Monday, August 9, 2010

shark week

i didn't want to do it. i really did not. but i did.

i turned on discovery and watched the top five eaten alive by a shark stories. honestly, the title was misleading.  these people were all still alive, therefore they were not eaten alive. obviously.

my favorite one was a guy who found his head and shoulders inside of a great white's mouth.  i have got to say, i give the guy credit.  he fought the shark. i can't say i would do the same if i found myself in a sharks mouth.  regardless after a good fight, the shark let him go and he swam up to the boat.  he then decided that he was not going to stop diving in the same waters because he was not going to "let the shark win". 

last time i checked, having a shark try and eat you is not something that the shark did in an effort to fuck you up emotionally.  he was hungry. he saw food. he bit into the food.  this isn't some on and off relationship where you tell yourself you have to get back on the dating scene otherwise your ex-girlfriend wins the fight by knowing she fucked you up in the head.  its a shark. if you show up again and the shark is hungry, he will try and eat you.  there is not emotional or mental aspect.  you look like big fish and you taste delicious.  thats all the shark knows. idiot.

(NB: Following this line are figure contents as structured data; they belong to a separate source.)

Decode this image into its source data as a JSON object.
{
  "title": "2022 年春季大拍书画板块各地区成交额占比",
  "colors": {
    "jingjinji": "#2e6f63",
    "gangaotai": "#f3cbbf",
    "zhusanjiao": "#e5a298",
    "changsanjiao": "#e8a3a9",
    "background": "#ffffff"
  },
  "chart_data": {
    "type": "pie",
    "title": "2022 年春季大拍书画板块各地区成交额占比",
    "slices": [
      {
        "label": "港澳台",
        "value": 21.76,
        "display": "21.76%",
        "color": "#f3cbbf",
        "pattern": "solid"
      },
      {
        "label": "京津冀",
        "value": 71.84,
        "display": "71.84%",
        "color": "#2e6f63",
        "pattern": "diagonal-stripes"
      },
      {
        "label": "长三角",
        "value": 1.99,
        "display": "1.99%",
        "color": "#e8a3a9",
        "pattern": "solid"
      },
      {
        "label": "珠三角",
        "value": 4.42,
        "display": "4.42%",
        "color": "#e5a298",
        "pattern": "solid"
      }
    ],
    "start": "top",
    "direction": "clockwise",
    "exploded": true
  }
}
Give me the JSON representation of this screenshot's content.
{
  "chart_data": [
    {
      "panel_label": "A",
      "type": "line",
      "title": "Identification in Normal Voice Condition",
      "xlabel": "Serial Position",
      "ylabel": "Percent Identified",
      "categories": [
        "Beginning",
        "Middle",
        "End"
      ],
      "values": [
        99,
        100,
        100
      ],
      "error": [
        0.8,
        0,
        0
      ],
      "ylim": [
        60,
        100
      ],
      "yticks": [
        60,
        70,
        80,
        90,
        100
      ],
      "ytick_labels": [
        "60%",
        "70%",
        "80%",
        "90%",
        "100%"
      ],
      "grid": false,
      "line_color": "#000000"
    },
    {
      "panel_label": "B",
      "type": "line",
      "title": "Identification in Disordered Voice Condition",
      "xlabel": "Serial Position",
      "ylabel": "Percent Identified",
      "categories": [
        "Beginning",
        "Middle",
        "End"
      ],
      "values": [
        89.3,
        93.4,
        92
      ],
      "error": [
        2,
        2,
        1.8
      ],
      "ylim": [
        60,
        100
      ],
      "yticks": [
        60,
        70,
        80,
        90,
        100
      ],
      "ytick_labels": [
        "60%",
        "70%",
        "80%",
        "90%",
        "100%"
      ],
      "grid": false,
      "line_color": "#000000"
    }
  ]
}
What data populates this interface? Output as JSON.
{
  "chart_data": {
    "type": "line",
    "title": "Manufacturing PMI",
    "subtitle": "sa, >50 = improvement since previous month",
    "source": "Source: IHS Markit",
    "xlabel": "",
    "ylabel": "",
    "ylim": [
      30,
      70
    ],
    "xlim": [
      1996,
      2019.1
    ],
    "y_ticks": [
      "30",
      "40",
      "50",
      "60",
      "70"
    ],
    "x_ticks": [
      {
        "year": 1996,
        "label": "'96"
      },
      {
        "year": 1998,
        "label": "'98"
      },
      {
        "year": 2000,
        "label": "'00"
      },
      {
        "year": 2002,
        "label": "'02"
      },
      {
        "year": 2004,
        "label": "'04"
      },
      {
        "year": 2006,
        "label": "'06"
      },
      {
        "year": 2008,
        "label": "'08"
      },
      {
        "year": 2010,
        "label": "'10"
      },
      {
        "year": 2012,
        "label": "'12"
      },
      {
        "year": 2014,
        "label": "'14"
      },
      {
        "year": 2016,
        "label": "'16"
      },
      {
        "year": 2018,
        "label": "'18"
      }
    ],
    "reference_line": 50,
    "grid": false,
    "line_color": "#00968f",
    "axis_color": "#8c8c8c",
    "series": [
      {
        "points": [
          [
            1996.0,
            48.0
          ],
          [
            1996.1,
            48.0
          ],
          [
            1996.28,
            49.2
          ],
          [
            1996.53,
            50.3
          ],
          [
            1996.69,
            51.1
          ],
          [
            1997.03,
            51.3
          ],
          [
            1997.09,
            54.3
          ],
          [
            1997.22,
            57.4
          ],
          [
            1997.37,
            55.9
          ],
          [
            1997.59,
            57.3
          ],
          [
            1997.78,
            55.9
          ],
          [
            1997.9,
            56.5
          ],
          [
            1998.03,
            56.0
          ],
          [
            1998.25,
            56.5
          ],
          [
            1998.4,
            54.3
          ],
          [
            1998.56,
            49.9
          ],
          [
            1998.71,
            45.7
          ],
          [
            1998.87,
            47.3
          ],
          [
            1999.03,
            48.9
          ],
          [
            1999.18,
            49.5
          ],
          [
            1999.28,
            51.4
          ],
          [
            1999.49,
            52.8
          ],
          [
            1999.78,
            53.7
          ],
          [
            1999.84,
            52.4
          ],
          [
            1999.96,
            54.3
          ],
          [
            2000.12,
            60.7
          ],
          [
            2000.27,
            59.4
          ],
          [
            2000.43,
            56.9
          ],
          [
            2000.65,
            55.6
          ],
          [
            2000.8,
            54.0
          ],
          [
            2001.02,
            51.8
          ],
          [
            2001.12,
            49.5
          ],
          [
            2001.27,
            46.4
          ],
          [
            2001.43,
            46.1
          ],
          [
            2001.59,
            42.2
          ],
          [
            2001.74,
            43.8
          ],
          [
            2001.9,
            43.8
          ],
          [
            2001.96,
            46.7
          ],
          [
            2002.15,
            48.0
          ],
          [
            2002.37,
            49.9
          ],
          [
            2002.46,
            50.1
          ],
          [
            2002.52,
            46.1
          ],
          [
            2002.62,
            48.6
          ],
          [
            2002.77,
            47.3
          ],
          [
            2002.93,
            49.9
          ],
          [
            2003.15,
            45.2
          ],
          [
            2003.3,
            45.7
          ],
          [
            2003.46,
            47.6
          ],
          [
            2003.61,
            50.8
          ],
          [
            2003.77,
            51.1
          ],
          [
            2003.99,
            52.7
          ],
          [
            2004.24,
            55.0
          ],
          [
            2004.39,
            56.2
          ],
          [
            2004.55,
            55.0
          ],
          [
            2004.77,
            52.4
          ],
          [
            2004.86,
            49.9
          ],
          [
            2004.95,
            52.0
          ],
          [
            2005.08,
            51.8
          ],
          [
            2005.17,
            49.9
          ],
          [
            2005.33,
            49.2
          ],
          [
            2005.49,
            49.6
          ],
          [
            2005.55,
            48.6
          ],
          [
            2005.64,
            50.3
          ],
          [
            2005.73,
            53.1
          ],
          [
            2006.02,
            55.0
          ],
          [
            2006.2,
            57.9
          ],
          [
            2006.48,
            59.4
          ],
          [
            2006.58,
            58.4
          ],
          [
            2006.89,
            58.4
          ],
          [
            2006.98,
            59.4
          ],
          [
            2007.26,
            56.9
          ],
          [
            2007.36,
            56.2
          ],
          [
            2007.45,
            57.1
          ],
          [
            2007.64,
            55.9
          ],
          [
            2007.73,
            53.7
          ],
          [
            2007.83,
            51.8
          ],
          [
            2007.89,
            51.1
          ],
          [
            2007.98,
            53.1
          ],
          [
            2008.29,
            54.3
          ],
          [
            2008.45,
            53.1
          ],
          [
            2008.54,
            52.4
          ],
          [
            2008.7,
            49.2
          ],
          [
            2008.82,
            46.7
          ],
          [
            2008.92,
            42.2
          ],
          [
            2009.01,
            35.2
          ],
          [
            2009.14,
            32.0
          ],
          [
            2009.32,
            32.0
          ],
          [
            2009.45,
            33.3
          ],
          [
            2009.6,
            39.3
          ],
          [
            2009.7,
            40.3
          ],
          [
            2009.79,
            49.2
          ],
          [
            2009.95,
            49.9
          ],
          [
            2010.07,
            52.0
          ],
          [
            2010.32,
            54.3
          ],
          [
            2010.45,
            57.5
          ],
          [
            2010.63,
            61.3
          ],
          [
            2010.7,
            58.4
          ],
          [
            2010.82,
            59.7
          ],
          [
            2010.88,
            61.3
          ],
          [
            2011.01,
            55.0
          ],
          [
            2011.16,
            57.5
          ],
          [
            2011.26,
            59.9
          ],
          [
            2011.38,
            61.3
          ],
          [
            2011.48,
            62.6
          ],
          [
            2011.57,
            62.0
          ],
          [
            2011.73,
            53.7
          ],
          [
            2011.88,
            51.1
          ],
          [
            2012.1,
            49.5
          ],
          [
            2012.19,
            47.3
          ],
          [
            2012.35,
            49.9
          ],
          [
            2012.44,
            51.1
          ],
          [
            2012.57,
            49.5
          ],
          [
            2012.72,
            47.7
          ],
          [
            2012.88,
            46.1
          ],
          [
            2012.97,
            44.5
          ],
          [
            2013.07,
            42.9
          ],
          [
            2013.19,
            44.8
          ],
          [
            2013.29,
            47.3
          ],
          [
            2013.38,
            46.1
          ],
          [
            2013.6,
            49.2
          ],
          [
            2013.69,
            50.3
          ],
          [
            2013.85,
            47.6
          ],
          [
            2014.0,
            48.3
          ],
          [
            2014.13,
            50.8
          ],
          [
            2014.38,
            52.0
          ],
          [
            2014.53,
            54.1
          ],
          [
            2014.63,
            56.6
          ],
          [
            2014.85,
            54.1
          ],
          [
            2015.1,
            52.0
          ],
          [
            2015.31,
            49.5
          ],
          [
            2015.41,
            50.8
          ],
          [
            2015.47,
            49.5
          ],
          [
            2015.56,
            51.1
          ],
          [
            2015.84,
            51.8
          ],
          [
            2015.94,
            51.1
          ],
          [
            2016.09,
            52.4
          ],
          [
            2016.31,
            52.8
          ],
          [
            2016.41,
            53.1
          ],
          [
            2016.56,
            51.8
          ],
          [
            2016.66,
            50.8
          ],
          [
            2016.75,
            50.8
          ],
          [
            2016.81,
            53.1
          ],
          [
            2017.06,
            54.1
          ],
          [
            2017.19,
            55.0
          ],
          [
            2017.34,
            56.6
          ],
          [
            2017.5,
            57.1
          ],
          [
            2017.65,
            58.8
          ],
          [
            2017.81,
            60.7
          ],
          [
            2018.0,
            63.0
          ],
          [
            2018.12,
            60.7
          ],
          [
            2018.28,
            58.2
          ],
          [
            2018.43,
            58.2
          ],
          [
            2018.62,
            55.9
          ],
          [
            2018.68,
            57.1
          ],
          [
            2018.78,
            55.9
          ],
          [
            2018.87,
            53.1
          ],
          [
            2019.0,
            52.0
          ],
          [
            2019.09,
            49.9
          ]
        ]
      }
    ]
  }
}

i also watched "i didn't know i was pregnant".  first of all, the fact that they have enough stories to create a weekly program out of this situation is pretty god damn scary...for any woman.  second, the specific one i was watching involved a woman who was in terrible pain, bleeding from her lady parts...and when the baby finally came out decided that the paramedics were crazy and there was no way that was her baby.  really lady?  your bleeding and having terrible cramping and then something comes flying out of your vagina to which you claim "made me feel so much better"...and there is a baby covered in uterus goo...and you still think there is no way it was yours?  after she finally figured out it was, she then told her other kids that they would be bringing home a special souvenir from their boating trip.  i don't know about you, but if my mom and dad went on a boating trip one day and came back with a baby, i would first wonder if my parents were kidnappers and then i would be pissed because babies get more attention.  thats bullshit mom and dad!!  i would rather just have a keychain!